I have it that $x^7 = x$ for all $a$ in a field $\mathbb{F}$. I want to prove that the characteristic of $\mathbb{F}$ must be 7.

Since $x^7=x$ implies $x^7 \equiv x (\mod p )$ I was trying to use Fermat's little theorem but I think it's only superficially similar. For it to work logically you would need to prove some kind of converse to Fermat's little theorem which I don't think would work out.

I did find a theorem online:

Let $G$ be a finite abelian multiplicative group. For all $a \in G$ the order of $a$ divides the order of $G$. In particular $a^{|G|} = 1$.

As a corollary they get:

The order of any element of a finite field with $q$ elements divides $(q-1)$.

Any element $x$ in a finite field of order $q$ satisfies $x^q = x$.

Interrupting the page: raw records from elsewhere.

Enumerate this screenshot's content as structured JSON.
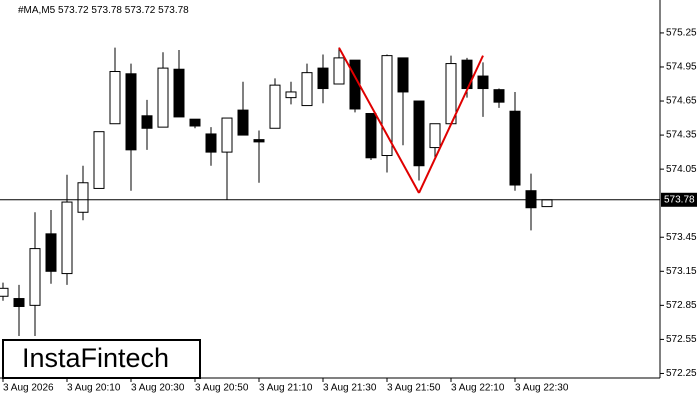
{
  "chart_data": {
    "type": "candlestick",
    "symbol": "#MA,M5",
    "categories": [
      "3 Aug 2026",
      null,
      null,
      null,
      "3 Aug 20:10",
      null,
      null,
      null,
      "3 Aug 20:30",
      null,
      null,
      null,
      "3 Aug 20:50",
      null,
      null,
      null,
      "3 Aug 21:10",
      null,
      null,
      null,
      "3 Aug 21:30",
      null,
      null,
      null,
      "3 Aug 21:50",
      null,
      null,
      null,
      "3 Aug 22:10",
      null,
      null,
      null,
      "3 Aug 22:30",
      null,
      null
    ],
    "open": [
      572.93,
      572.91,
      572.85,
      573.48,
      573.13,
      573.67,
      573.88,
      574.45,
      574.89,
      574.52,
      574.42,
      574.93,
      574.49,
      574.36,
      574.2,
      574.57,
      574.31,
      574.41,
      574.68,
      574.61,
      574.94,
      574.8,
      575.01,
      574.54,
      574.17,
      575.03,
      574.65,
      574.24,
      574.45,
      575.01,
      574.87,
      574.75,
      574.56,
      573.86,
      573.72
    ],
    "high": [
      573.05,
      573.03,
      573.67,
      573.69,
      574.0,
      574.08,
      574.38,
      575.12,
      574.98,
      574.66,
      575.08,
      575.1,
      574.49,
      574.42,
      574.5,
      574.82,
      574.39,
      574.85,
      574.82,
      574.98,
      575.06,
      575.12,
      575.01,
      574.54,
      575.06,
      575.03,
      574.65,
      574.45,
      575.05,
      575.03,
      574.99,
      574.76,
      574.73,
      574.01,
      573.78
    ],
    "low": [
      572.89,
      572.58,
      572.58,
      573.04,
      573.03,
      573.6,
      573.88,
      574.45,
      573.86,
      574.22,
      574.42,
      574.51,
      574.41,
      574.08,
      573.78,
      574.35,
      573.93,
      574.41,
      574.62,
      574.61,
      574.63,
      574.8,
      574.55,
      574.13,
      574.02,
      574.26,
      573.95,
      574.13,
      574.45,
      574.68,
      574.51,
      574.59,
      573.86,
      573.51,
      573.72
    ],
    "close": [
      573.0,
      572.84,
      573.35,
      573.15,
      573.76,
      573.93,
      574.38,
      574.91,
      574.22,
      574.41,
      574.94,
      574.51,
      574.43,
      574.2,
      574.5,
      574.35,
      574.29,
      574.79,
      574.73,
      574.9,
      574.76,
      575.03,
      574.58,
      574.15,
      575.05,
      574.73,
      574.08,
      574.45,
      574.98,
      574.76,
      574.76,
      574.64,
      573.91,
      573.71,
      573.78
    ],
    "up_color": "#ffffff",
    "down_color": "#000000",
    "pattern": {
      "color": "#e00000",
      "values": [
        null,
        null,
        null,
        null,
        null,
        null,
        null,
        null,
        null,
        null,
        null,
        null,
        null,
        null,
        null,
        null,
        null,
        null,
        null,
        null,
        null,
        575.12,
        null,
        null,
        null,
        null,
        573.84,
        null,
        null,
        null,
        575.05,
        null,
        null,
        null,
        null
      ]
    },
    "ylim": [
      572.21,
      575.54
    ],
    "yticks": [
      575.25,
      574.95,
      574.65,
      574.35,
      574.05,
      573.45,
      573.15,
      572.85,
      572.55,
      572.25
    ]
  },
  "watermark": "InstaFintech"
}
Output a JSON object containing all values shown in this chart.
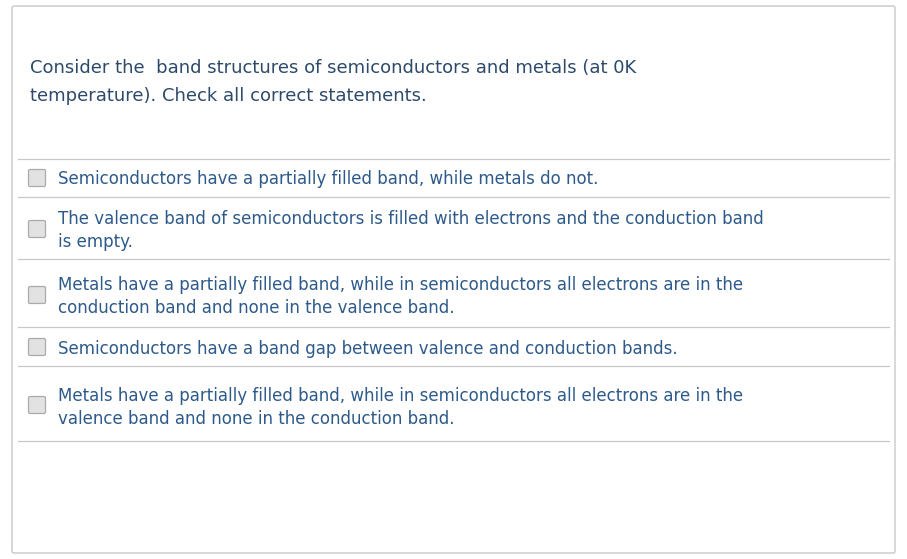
{
  "background_color": "#ffffff",
  "border_color": "#c8c8c8",
  "question_text_line1": "Consider the  band structures of semiconductors and metals (at 0K",
  "question_text_line2": "temperature). Check all correct statements.",
  "question_color": "#2d4a6b",
  "question_fontsize": 13.0,
  "divider_color": "#c8c8c8",
  "checkbox_color": "#e2e2e2",
  "checkbox_border_color": "#aaaaaa",
  "answer_color": "#2d5a8a",
  "answer_fontsize": 12.0,
  "fig_width": 9.07,
  "fig_height": 5.59,
  "dpi": 100,
  "options": [
    {
      "lines": [
        "Semiconductors have a partially filled band, while metals do not."
      ],
      "two_line": false
    },
    {
      "lines": [
        "The valence band of semiconductors is filled with electrons and the conduction band",
        "is empty."
      ],
      "two_line": true
    },
    {
      "lines": [
        "Metals have a partially filled band, while in semiconductors all electrons are in the",
        "conduction band and none in the valence band."
      ],
      "two_line": true
    },
    {
      "lines": [
        "Semiconductors have a band gap between valence and conduction bands."
      ],
      "two_line": false
    },
    {
      "lines": [
        "Metals have a partially filled band, while in semiconductors all electrons are in the",
        "valence band and none in the conduction band."
      ],
      "two_line": true
    }
  ]
}
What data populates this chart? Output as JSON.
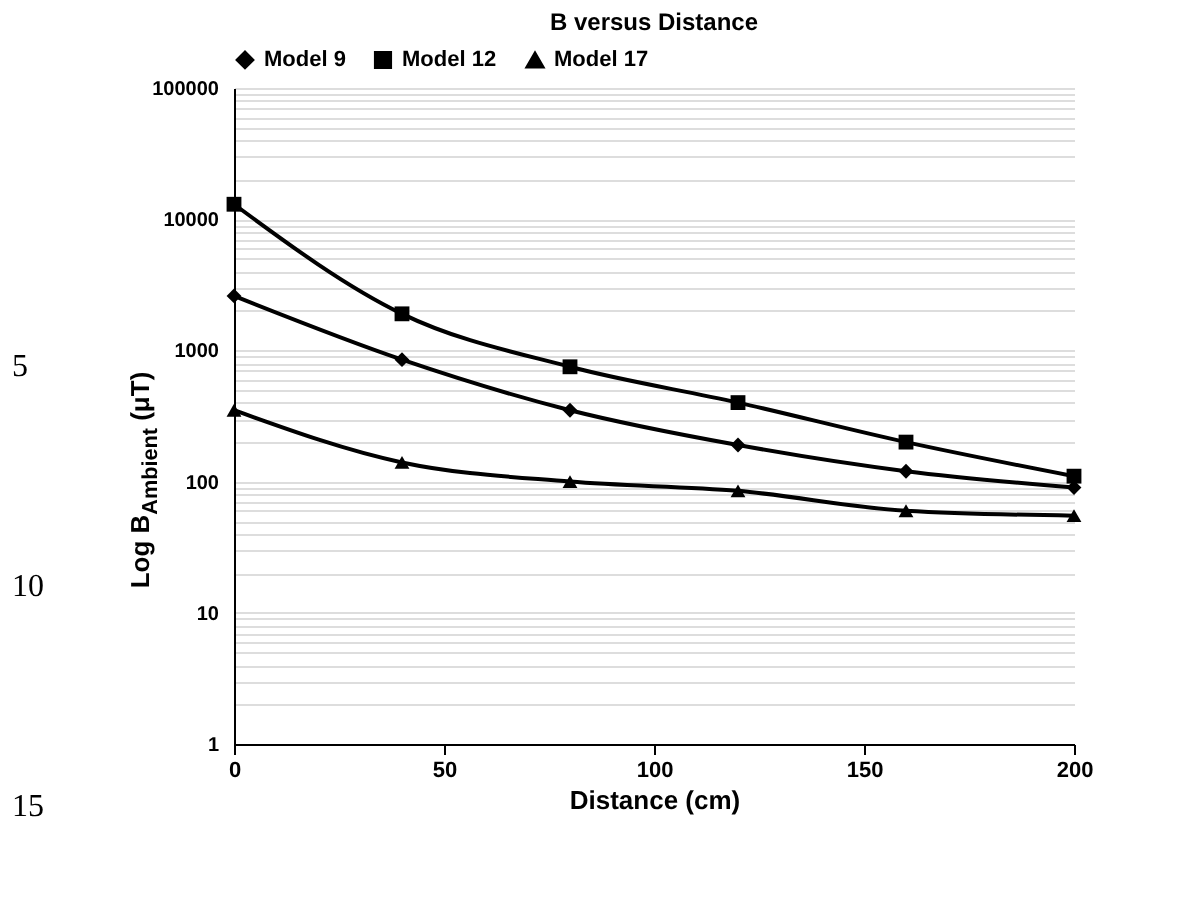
{
  "chart_data": {
    "type": "line",
    "title": "B versus Distance",
    "xlabel": "Distance (cm)",
    "ylabel": "Log B$_{Ambient}$ (μT)",
    "x": [
      0,
      40,
      80,
      120,
      160,
      200
    ],
    "series": [
      {
        "name": "Model 9",
        "color": "#000000",
        "marker": "diamond",
        "values": [
          2600,
          850,
          350,
          190,
          120,
          90
        ]
      },
      {
        "name": "Model 12",
        "color": "#000000",
        "marker": "square",
        "values": [
          13000,
          1900,
          750,
          400,
          200,
          110
        ]
      },
      {
        "name": "Model 17",
        "color": "#000000",
        "marker": "triangle",
        "values": [
          350,
          140,
          100,
          85,
          60,
          55
        ]
      }
    ],
    "xlim": [
      0,
      200
    ],
    "xticks": [
      0,
      50,
      100,
      150,
      200
    ],
    "ylim": [
      1,
      100000
    ],
    "yticks": [
      1,
      10,
      100,
      1000,
      10000,
      100000
    ],
    "log": true,
    "grid": "y",
    "legend": "top",
    "line_style": "solid",
    "annotations": [
      "5",
      "10",
      "15"
    ]
  }
}
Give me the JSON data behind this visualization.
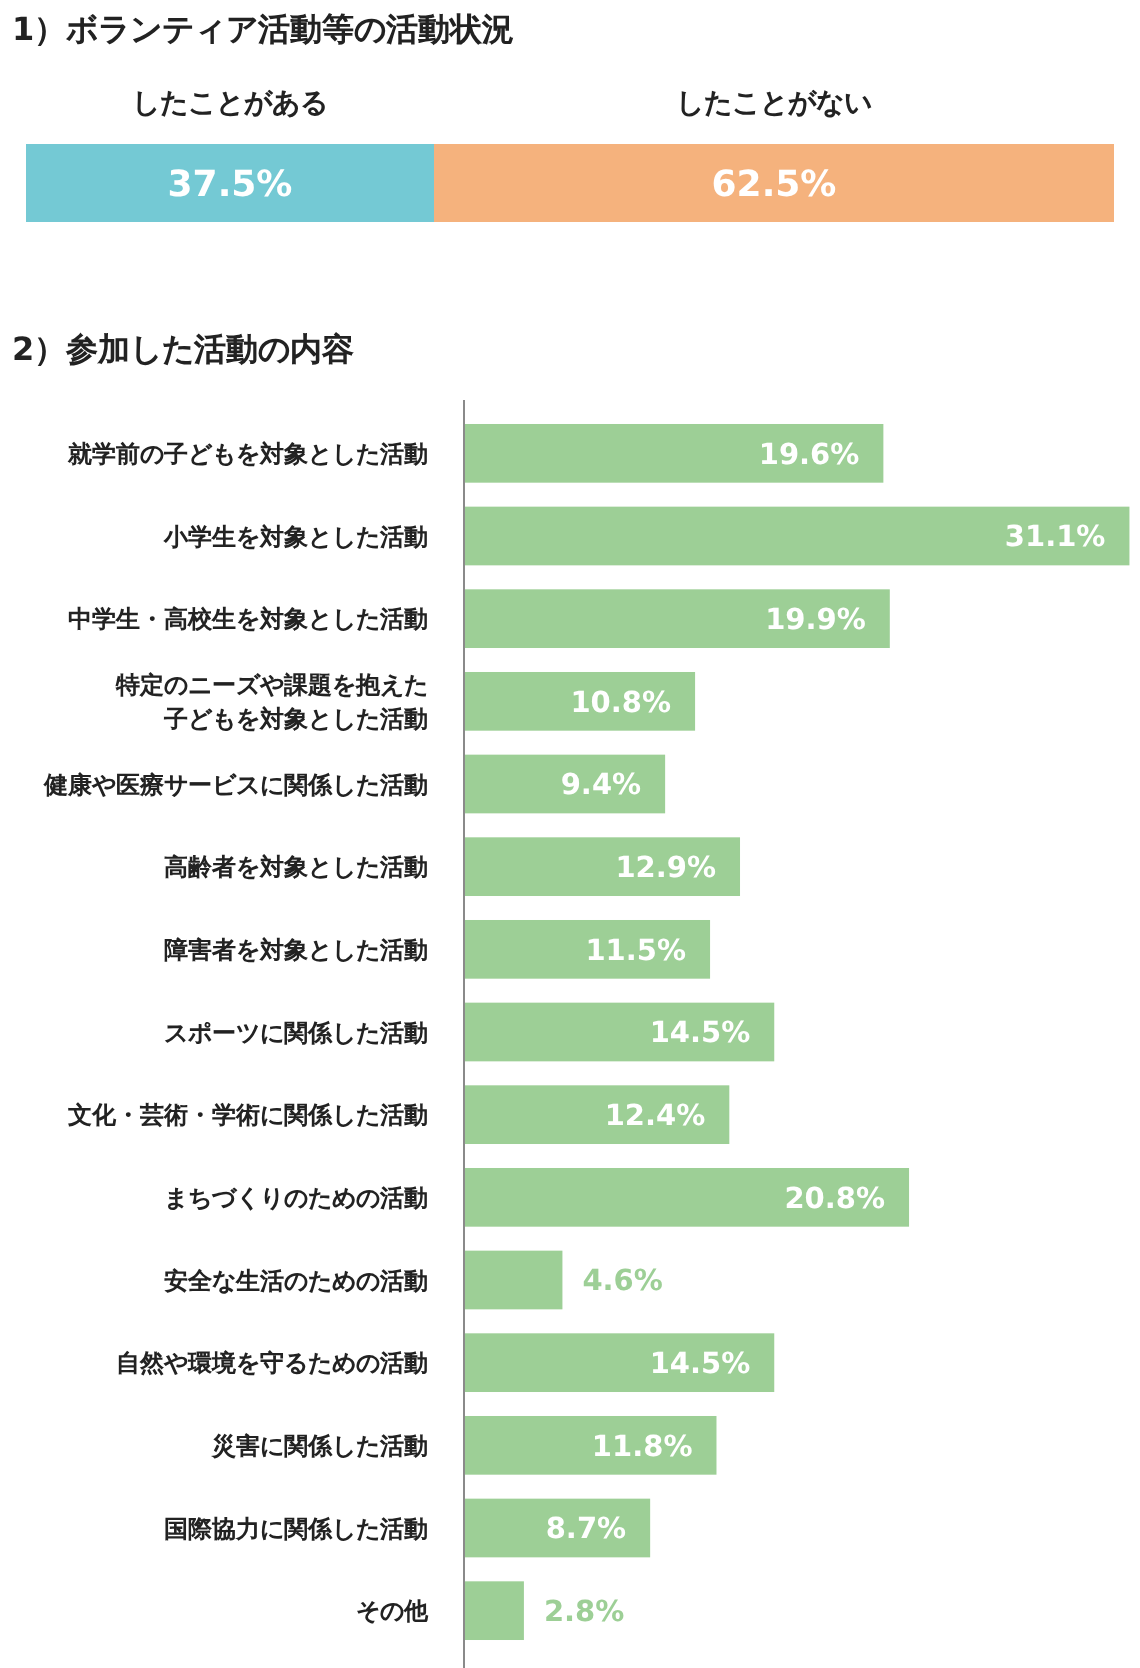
{
  "chart_data": [
    {
      "type": "bar",
      "title": "1）ボランティア活動等の活動状況",
      "orientation": "horizontal",
      "stacked": true,
      "categories": [
        null
      ],
      "xlim": [
        0,
        100
      ],
      "tick_labels": false,
      "series": [
        {
          "name": "したことがある",
          "color": "#74c9d4",
          "values": [
            37.5
          ],
          "value_labels": [
            "37.5%"
          ]
        },
        {
          "name": "したことがない",
          "color": "#f5b27d",
          "values": [
            62.5
          ],
          "value_labels": [
            "62.5%"
          ]
        }
      ]
    },
    {
      "type": "bar",
      "title": "2）参加した活動の内容",
      "orientation": "horizontal",
      "tick_labels": "y",
      "xlim": [
        0,
        31.5
      ],
      "color": "#9dcf96",
      "categories": [
        "就学前の子どもを対象とした活動",
        "小学生を対象とした活動",
        "中学生・高校生を対象とした活動",
        "特定のニーズや課題を抱えた子どもを対象とした活動",
        "健康や医療サービスに関係した活動",
        "高齢者を対象とした活動",
        "障害者を対象とした活動",
        "スポーツに関係した活動",
        "文化・芸術・学術に関係した活動",
        "まちづくりのための活動",
        "安全な生活のための活動",
        "自然や環境を守るための活動",
        "災害に関係した活動",
        "国際協力に関係した活動",
        "その他"
      ],
      "values": [
        19.6,
        31.1,
        19.9,
        10.8,
        9.4,
        12.9,
        11.5,
        14.5,
        12.4,
        20.8,
        4.6,
        14.5,
        11.8,
        8.7,
        2.8
      ],
      "value_labels": [
        "19.6%",
        "31.1%",
        "19.9%",
        "10.8%",
        "9.4%",
        "12.9%",
        "11.5%",
        "14.5%",
        "12.4%",
        "20.8%",
        "4.6%",
        "14.5%",
        "11.8%",
        "8.7%",
        "2.8%"
      ]
    }
  ]
}
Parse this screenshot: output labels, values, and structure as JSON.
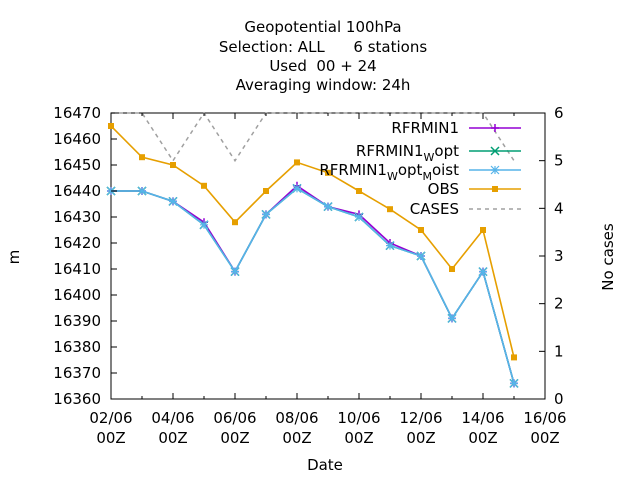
{
  "chart_data": {
    "type": "line",
    "title_lines": [
      "Geopotential 100hPa",
      "Selection: ALL      6 stations",
      "Used  00 + 24",
      "Averaging window: 24h"
    ],
    "xlabel": "Date",
    "ylabel": "m",
    "y2label": "No cases",
    "x_ticks": [
      "02/06\n00Z",
      "04/06\n00Z",
      "06/06\n00Z",
      "08/06\n00Z",
      "10/06\n00Z",
      "12/06\n00Z",
      "14/06\n00Z",
      "16/06\n00Z"
    ],
    "x": [
      "2024-06-02",
      "2024-06-03",
      "2024-06-04",
      "2024-06-05",
      "2024-06-06",
      "2024-06-07",
      "2024-06-08",
      "2024-06-09",
      "2024-06-10",
      "2024-06-11",
      "2024-06-12",
      "2024-06-13",
      "2024-06-14",
      "2024-06-15"
    ],
    "xlim": [
      "2024-06-02",
      "2024-06-16"
    ],
    "ylim": [
      16360,
      16470
    ],
    "yticks": [
      16360,
      16370,
      16380,
      16390,
      16400,
      16410,
      16420,
      16430,
      16440,
      16450,
      16460,
      16470
    ],
    "y2lim": [
      0,
      6
    ],
    "y2ticks": [
      0,
      1,
      2,
      3,
      4,
      5,
      6
    ],
    "grid": false,
    "legend_position": "top-right",
    "series": [
      {
        "name": "RFRMIN1",
        "legend_parts": [
          "RFRMIN1"
        ],
        "axis": "y",
        "color": "#9400d3",
        "marker": "plus",
        "dash": false,
        "values": [
          16440,
          16440,
          16436,
          16428,
          16409,
          16431,
          16442,
          16434,
          16431,
          16420,
          16415,
          16391,
          16409,
          16366
        ]
      },
      {
        "name": "RFRMIN1_Wopt",
        "legend_parts": [
          "RFRMIN1",
          "W",
          "opt"
        ],
        "axis": "y",
        "color": "#009e73",
        "marker": "x",
        "dash": false,
        "values": [
          16440,
          16440,
          16436,
          16427,
          16409,
          16431,
          16441,
          16434,
          16430,
          16419,
          16415,
          16391,
          16409,
          16366
        ]
      },
      {
        "name": "RFRMIN1_Wopt_Moist",
        "legend_parts": [
          "RFRMIN1",
          "W",
          "opt",
          "M",
          "oist"
        ],
        "axis": "y",
        "color": "#56b4e9",
        "marker": "star",
        "dash": false,
        "values": [
          16440,
          16440,
          16436,
          16427,
          16409,
          16431,
          16441,
          16434,
          16430,
          16419,
          16415,
          16391,
          16409,
          16366
        ]
      },
      {
        "name": "OBS",
        "legend_parts": [
          "OBS"
        ],
        "axis": "y",
        "color": "#e69f00",
        "marker": "box",
        "dash": false,
        "values": [
          16465,
          16453,
          16450,
          16442,
          16428,
          16440,
          16451,
          16447,
          16440,
          16433,
          16425,
          16410,
          16425,
          16376
        ]
      },
      {
        "name": "CASES",
        "legend_parts": [
          "CASES"
        ],
        "axis": "y2",
        "color": "#a0a0a0",
        "marker": "none",
        "dash": true,
        "values": [
          6,
          6,
          5,
          6,
          5,
          6,
          6,
          6,
          6,
          6,
          6,
          6,
          6,
          5
        ]
      }
    ]
  }
}
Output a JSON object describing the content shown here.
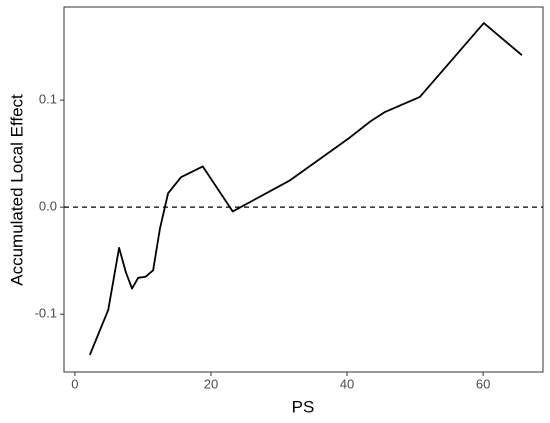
{
  "chart_data": {
    "type": "line",
    "xlabel": "PS",
    "ylabel": "Accumulated Local Effect",
    "x": [
      2.2,
      4.9,
      6.5,
      7.5,
      8.4,
      9.3,
      10.4,
      11.5,
      12.5,
      13.7,
      15.6,
      18.8,
      23.2,
      31.6,
      40.4,
      43.4,
      45.6,
      50.7,
      60.1,
      65.7
    ],
    "series": [
      {
        "color": "#000000",
        "values": [
          -0.138,
          -0.096,
          -0.038,
          -0.061,
          -0.076,
          -0.066,
          -0.065,
          -0.059,
          -0.02,
          0.013,
          0.028,
          0.038,
          -0.004,
          0.025,
          0.065,
          0.08,
          0.089,
          0.103,
          0.172,
          0.142
        ]
      }
    ],
    "xlim": [
      -1.6,
      68.8
    ],
    "xticks": [
      0,
      20,
      40,
      60
    ],
    "ylim": [
      -0.154,
      0.187
    ],
    "yticks": [
      -0.1,
      {
        "value": 0,
        "label": "0.0"
      },
      0.1
    ],
    "hline": 0,
    "grid": false
  }
}
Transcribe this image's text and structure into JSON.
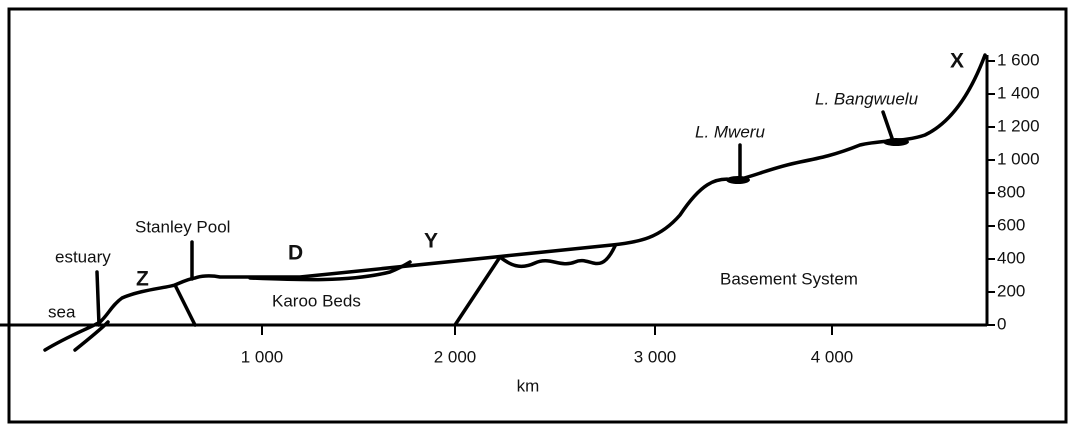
{
  "x_axis": {
    "title": "km",
    "ticks": [
      "1 000",
      "2 000",
      "3 000",
      "4 000"
    ]
  },
  "y_axis": {
    "ticks": [
      "0",
      "200",
      "400",
      "600",
      "800",
      "1 000",
      "1 200",
      "1 400",
      "1 600"
    ]
  },
  "annotations": {
    "sea": "sea",
    "estuary": "estuary",
    "z": "Z",
    "stanley_pool": "Stanley Pool",
    "d": "D",
    "karoo_beds": "Karoo Beds",
    "y": "Y",
    "l_mweru": "L. Mweru",
    "l_bangwuelu": "L. Bangwuelu",
    "x": "X",
    "basement_system": "Basement System"
  }
}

So I'm pretty sure I understand the theorem. We know that the set $\{a^i\}_{i=1}^q$ is a cyclic subgroup of the multiplicative group and we can apply Lagrange's theorem to deduce that $|\langle a \rangle | = q |$ divides $|G|$.

I don't understand the first corollary and that's probably why I don't understand the second corollary. So I can't solve my problem. Can someone explain to me why $q$ divides $(q-1)$?